There are still many young men who consider themselves “Casanovas” and call the girl they already make love with “Food already, ate, Leftover”. That is, undoubtedly, a form of gender discrimination, which has existed since the teenage stage.
In addition, sexual relationship is a sensitive and complicated matter. Not many are brave enough to speak about it out loud unless it becomes a legal issue or revenge. An example of that is the last year’s case of acid attack by a teen girl on her ex-boyfriend due to break engagement (the boyfriend’s family said). In this case the police officers went on to track the attacker. Is this case questionable? In Cambodia, premarital sex is a serious deviance, and the girl may take her revenge if she found the experience too painful.

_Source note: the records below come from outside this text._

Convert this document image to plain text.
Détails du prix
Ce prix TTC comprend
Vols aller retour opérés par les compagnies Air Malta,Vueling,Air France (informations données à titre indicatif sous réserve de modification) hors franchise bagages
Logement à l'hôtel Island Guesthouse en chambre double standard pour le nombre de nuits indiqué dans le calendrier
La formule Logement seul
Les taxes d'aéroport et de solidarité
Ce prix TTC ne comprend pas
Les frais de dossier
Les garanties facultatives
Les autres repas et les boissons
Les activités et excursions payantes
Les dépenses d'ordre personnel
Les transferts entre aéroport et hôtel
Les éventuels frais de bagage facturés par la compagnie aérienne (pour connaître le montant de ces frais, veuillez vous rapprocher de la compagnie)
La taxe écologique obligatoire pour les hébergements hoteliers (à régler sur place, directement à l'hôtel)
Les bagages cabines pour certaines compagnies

However, the Ministry of Education always releases a guideline letter which tell the teenagers to not be confused and that Valentine’s Day is not the “Day of Lovers” or “Day of Sex”.. the letter does not only affect the public schools but also the private schools, who has contributed to the prevention of the spectaculation on this day and has given students more information on sexual and reproductive health and rights. According to Keo Lundy, the deputy director of American Intercon School (AIS), 500 of his students have already registered for “Run for share love!” event organized in Koh Pich on February 14 this year by the Women and Sport commission.

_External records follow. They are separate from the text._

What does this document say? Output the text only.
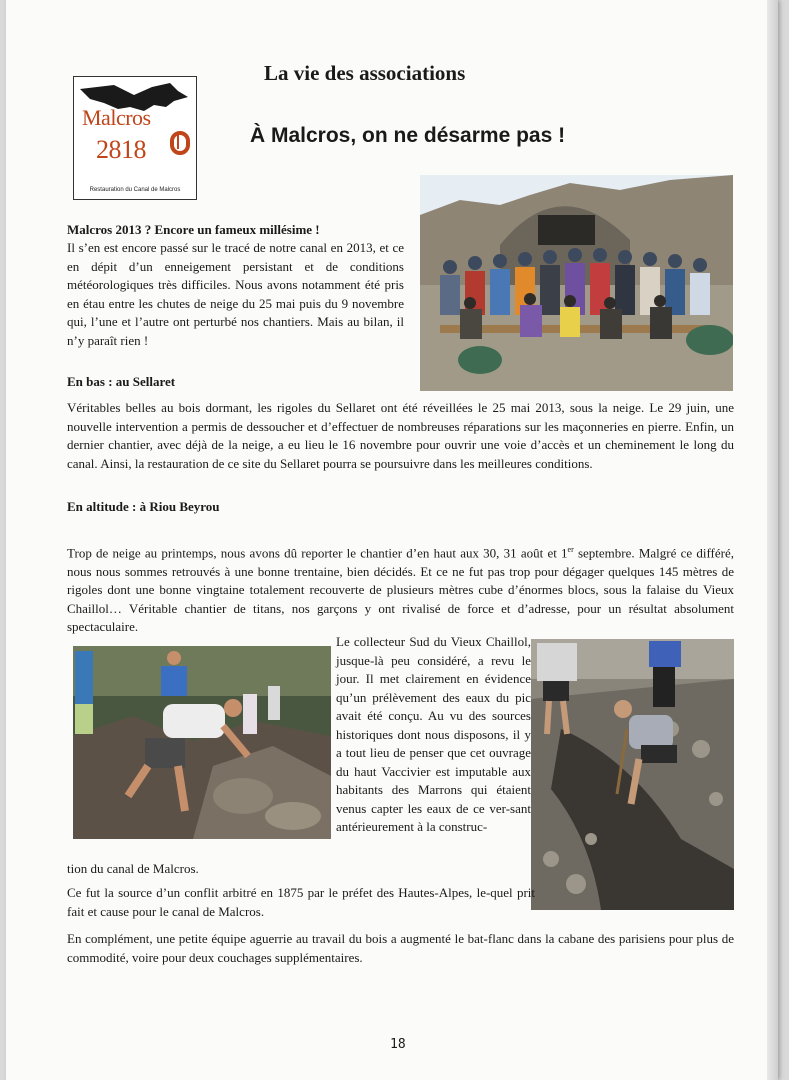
Malcros
2818
Restauration du Canal de Malcros
La vie des associations
À Malcros, on ne désarme pas !
Malcros 2013 ? Encore un fameux millésime !
Il s’en est encore passé sur le tracé de notre canal en 2013, et ce en dépit d’un enneigement persistant et de conditions météorologiques très difficiles. Nous avons notamment été pris en étau entre les chutes de neige du 25 mai puis du 9 novembre qui, l’une et l’autre ont perturbé nos chantiers. Mais au bilan, il n’y paraît rien !
En bas : au Sellaret
Véritables belles au bois dormant, les rigoles du Sellaret ont été réveillées le 25 mai 2013, sous la neige. Le 29 juin, une nouvelle intervention a permis de dessoucher et d’effectuer de nombreuses réparations sur les maçonneries en pierre. Enfin, un dernier chantier, avec déjà de la neige, a eu lieu le 16 novembre pour ouvrir une voie d’accès et un cheminement le long du canal. Ainsi, la restauration de ce site du Sellaret pourra se poursuivre dans les meilleures conditions.
En altitude : à Riou Beyrou
Trop de neige au printemps, nous avons dû reporter le chantier d’en haut aux 30, 31 août et 1er septembre. Malgré ce différé, nous nous sommes retrouvés à une bonne trentaine, bien décidés. Et ce ne fut pas trop pour dégager quelques 145 mètres de rigoles dont une bonne vingtaine totalement recouverte de plusieurs mètres cube d’énormes blocs, sous la falaise du Vieux Chaillol… Véritable chantier de titans, nos garçons y ont rivalisé de force et d’adresse, pour un résultat absolument spectaculaire.
Le collecteur Sud du Vieux Chaillol, jusque-là peu considéré, a revu le jour. Il met clairement en évidence qu’un prélèvement des eaux du pic avait été conçu. Au vu des sources historiques dont nous disposons, il y a tout lieu de penser que cet ouvrage du haut Vaccivier est imputable aux habitants des Marrons qui étaient venus capter les eaux de ce ver-sant antérieurement à la construc-
tion du canal de Malcros.
Ce fut la source d’un conflit arbitré en 1875 par le préfet des Hautes-Alpes, le-quel prit fait et cause pour le canal de Malcros.
En complément, une petite équipe aguerrie au travail du bois a augmenté le bat-flanc dans la cabane des parisiens pour plus de commodité, voire pour deux couchages supplémentaires.
18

In conclusion, reproductive and sexual rights are the choice made by our young people. If they are involved in having sex on the day, have they considered the risk of pregnancy or STDs/HIV/AIDS transmission? Do they know how to have protected sex? Will they be brave enough to look for consultation services from RHAC or Marie Stopes if they get pregnant?
If you suspect that you have transmitted HIV/AIDS from your partner, where can you get the right health services? Regarding all young men, do you prefer forcing your girlfriend to have sex for fun just for one day, or wait until marriage?
Tong Soprach is a social-affairs columnist for the Post’s Khmer edition.